L’intérêt de connaitre la qualification juridique des suppléances vitales est l’application de normes particulières permettant de justifier la décision médicale. Si les suppléances vitales sont un soin, l’équipe médicale doit justifier que le maintien de ces actes de « soin » « apparaissent inutiles, disproportionnés ou n’ayant d’autre effet que le seul maintien artificiel de la vie »[15]. Si les suppléances vitales sont un traitement, l’équipe médicale doit respecter les procédures légales de l’article L1111-4 du Code de la santé publique (développé en 1.) et surtout respecter les règles déontologiques qui s’imposent à lui dans un cas de fin de vie (soulager la souffrance, s’abstenir de toute « obstination déraisonnable », accompagner le mourant, éviter de provoquer délibérément la mort)[16].

Le but de connaitre la qualification juridique des suppléances vitales est simplement empreinte d’« humanisme » et dépasse la problématique juridique. Il s’agit de déterminer comment « faire mourir de faim et de soif »[17] un homme avec la plus grande humanité possible, autrement dit, comment respecter la dignité de la personne mourante. C’est bien ce but, cette interrogation qui « dérangent » dans le cas de Vincent LAMBERT. La réponse paraît impossible à obtenir de manière absolue ou générale, et cruelle « pour tous ceux qui restent ».
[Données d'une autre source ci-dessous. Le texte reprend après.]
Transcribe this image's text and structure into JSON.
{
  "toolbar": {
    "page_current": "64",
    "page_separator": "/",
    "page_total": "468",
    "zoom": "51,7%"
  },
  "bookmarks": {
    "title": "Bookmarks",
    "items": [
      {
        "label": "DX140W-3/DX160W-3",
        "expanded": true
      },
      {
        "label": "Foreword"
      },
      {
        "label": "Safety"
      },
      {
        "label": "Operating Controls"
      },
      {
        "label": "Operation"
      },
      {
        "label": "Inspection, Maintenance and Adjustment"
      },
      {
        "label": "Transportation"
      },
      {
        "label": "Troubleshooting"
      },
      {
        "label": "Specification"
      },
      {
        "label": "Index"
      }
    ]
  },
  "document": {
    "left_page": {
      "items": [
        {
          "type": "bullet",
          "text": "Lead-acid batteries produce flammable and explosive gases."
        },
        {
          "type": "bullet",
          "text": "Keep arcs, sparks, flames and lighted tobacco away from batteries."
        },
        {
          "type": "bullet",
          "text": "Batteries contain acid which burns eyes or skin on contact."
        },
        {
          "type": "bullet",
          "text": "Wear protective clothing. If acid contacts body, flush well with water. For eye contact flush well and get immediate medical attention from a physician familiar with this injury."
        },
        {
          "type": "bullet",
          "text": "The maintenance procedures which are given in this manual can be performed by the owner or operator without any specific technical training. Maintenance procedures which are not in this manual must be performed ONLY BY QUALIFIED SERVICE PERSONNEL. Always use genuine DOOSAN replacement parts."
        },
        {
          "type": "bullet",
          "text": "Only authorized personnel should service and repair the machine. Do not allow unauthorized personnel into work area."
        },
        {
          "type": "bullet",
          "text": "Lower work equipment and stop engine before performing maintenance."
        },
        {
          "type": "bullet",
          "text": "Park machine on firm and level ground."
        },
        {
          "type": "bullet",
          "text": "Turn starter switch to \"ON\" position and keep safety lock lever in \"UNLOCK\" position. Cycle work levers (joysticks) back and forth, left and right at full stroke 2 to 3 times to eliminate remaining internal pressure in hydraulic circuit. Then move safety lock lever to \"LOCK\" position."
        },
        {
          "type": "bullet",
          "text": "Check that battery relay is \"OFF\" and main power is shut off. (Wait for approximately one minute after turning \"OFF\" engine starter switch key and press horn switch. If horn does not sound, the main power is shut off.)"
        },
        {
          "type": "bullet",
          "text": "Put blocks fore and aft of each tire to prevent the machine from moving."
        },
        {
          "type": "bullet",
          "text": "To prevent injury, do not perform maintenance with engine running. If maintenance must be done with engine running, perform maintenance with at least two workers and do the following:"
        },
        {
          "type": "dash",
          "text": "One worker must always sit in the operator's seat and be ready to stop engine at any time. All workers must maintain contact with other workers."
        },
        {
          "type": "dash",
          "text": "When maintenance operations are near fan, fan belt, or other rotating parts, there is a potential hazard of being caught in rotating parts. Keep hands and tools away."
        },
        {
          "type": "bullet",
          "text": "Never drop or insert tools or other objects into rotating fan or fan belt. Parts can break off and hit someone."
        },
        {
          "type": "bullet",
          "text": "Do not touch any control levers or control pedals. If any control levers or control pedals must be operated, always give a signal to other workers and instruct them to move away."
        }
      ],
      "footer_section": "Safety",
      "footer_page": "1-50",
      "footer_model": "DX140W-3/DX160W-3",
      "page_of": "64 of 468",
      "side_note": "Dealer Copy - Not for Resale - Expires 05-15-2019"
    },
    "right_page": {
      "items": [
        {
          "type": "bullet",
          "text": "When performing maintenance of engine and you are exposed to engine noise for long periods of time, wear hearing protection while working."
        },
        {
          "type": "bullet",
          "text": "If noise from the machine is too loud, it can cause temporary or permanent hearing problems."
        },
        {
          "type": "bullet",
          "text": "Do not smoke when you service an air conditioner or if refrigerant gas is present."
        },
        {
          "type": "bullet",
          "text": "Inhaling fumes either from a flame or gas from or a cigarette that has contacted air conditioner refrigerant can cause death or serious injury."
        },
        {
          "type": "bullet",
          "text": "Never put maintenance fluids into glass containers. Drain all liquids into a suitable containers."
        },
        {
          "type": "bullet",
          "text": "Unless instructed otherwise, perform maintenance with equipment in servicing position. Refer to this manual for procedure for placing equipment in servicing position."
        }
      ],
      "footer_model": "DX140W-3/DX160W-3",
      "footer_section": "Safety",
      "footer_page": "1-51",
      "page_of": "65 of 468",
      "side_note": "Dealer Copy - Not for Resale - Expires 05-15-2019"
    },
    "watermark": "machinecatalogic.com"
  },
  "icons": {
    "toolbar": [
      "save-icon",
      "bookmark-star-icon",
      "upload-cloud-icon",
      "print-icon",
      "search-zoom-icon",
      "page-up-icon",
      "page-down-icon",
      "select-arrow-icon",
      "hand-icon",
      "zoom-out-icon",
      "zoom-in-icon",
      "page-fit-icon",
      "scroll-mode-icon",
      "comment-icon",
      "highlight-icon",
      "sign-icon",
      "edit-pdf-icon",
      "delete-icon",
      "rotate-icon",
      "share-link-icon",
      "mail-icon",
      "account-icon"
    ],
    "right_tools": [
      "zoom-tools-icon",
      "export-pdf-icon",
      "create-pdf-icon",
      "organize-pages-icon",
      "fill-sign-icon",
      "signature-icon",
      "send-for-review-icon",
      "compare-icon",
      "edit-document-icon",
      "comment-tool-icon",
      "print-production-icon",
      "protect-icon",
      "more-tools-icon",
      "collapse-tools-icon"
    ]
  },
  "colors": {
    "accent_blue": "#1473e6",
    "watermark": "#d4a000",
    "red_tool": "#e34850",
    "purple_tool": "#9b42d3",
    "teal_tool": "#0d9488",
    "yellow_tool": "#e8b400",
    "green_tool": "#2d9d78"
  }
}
Au final, pour les juges, les suppléances vitales sont davantage assimilables à des traitements pour des personnes en fin de vie. Vincent Lambert ne semblant pas dans une situation de fin de vie au regard des justifications apportées par l’équipe soignante, l’application des normes en matière de traitement qui permettent de « laisser mourir » plutôt que de « laisser crever »[18] n’est pas possible.

La démonstration des juges du tribunal administratif peut paraitre remettre en question la décision médicale. En réalité, ils s’appuient simplement sur des pièces (par exemple dossier du patient) apportées par l’équipe soignante… Peut-être que ces pièces manquent de précisions ou sont obsolètes[19]…

3.   La justice en attente d’avis d’Experts

Le 14 février 2014[20], le Conseil d’État (CE) se prononce une première fois sur le cas de Vincent Lambert. Il diffère sa décision afin d’obtenir une nouvelle expertise médicale du cas de Vincent Lambert et des avis de l’Académie nationale de médecine[21], du Comité consultatif national d’éthique et du Conseil national[22] de l’Ordre des médecins[23] sur ce cas.

L’expertise de l’état de Vincent Lambert fournie aux juges pour les décisions du Tribunal administratif de Châlons-en-Champagne, était trop ancienne pour permettre aux magistrats de justifier l’arrêt ou la poursuite des suppléances vitales. Au regard de ces nouveaux avis, de cette nouvelle expertise et des connaissances médicales avérées, Monsieur Lambert semble être dans une situation de fin de vie… La décision définitive des juridictions françaises semble alors se profiler[24] !

4.   Arrêt du traitement de suppléances vitales car décision conforme aux exigences légales

Le 24 juin 2014[25], le Conseil d’État rend enfin la décision sur le cas de Vincent Lambert. Cet arrêt de la plus haute juridiction de l’ordre administratif français, se veut pédagogique dans sa rédaction[26] étant donné que le fond de la décision s’esquissait vers un arrêt de traitement avec la publication dans la presse des différents avis d’experts et position des institutions saisies sur le sujet.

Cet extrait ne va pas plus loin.